There is a key point I would like you to consider, however:
How much detail is the right level of detail in a project plan?
The current thinking is to limit the first level of breakdown to no more than 50, or perhaps 100 sub components of a project. The assumption is any more than that and you’ll be overwhelmed during execution, trying to get accurate feedback on progress, and updating the schedule accordingly. I think this is defendable where the update is manual. Careful here: You may be using software tools, but if your process requires a meeting or an email to get status, and then use keyboard entry to affect the update, the process is manual. This is the single biggest drawback to how most software tools address this problem. The assumption is a manual approval step is needed to allow the update, but later we will see this is not true. More importantly, that 50-100 max is hurting you dearly, as we will examine later.
Vision with me, for a moment:
What would happen if we just let everybody self report?

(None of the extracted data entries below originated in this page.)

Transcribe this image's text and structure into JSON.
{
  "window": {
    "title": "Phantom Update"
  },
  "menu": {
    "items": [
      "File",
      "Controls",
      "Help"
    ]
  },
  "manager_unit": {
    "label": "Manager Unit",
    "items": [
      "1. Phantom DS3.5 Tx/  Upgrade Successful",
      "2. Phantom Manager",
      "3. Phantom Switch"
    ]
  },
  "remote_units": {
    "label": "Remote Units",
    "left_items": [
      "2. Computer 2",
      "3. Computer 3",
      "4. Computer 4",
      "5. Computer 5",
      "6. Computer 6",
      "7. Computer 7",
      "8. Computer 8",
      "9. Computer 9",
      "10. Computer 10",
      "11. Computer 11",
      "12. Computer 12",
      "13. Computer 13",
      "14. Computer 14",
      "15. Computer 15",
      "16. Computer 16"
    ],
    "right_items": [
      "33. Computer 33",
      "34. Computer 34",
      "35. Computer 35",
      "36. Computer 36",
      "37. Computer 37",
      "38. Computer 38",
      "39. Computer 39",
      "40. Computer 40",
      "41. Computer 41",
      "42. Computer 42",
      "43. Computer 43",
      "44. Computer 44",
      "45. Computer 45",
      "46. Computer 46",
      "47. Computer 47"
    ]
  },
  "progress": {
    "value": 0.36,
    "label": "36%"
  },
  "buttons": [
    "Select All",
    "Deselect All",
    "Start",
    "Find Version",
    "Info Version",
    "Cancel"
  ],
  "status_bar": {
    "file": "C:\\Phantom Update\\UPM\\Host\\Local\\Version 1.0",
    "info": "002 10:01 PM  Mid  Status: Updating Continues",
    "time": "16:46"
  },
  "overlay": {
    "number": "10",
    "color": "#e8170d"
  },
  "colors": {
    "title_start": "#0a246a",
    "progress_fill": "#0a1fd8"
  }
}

Chaos? Not really. If the next task requires completion of the previous, we will know in a very short time the next person cannot start if the previous work really isn’t complete. If the next person is not in a position to know this (by skill, or perhaps, physical access), simply plan in a check step, to be performed by an independent auditor. Incidentally, we audit everything, all the time, now. How about if we only audit where we truly need independent verification?
Now, back to the 50-100 steps. If we self report, and we automate the roll-up and reporting process (more on that later) we can have any number of steps. How many should we have? Let’s make a few rules: Each step will be assigned to only one individual. No step will be worth more than 40 hours of activity, or take longer than 30 days duration. Why these criteria? Because establishing percentage of completion takes your most experienced and expensive staff, and if we simplify this step to done, or, not done (0% or 100% complete) we can completely automate self reporting with computerized tools. But wait you say, we need percent complete by step. Yes you do, because you only have the typical 100 maximum breakdown steps.
What if you have 1000 steps?
Then each completion represents nominally 1/10 of 1 % of the project, if they are of equal scope. Use the actual budgeted hours by task against the total budgeted hours by project, and you have percentage of total project completion based upon exactly what tasks are done or to go. Here is one of the first keys to Project Management Best Practices in the new paradigm. Deeper, more comprehensive project plans, with no penalties, which lend themselves to execution across teams of virtually unlimited size.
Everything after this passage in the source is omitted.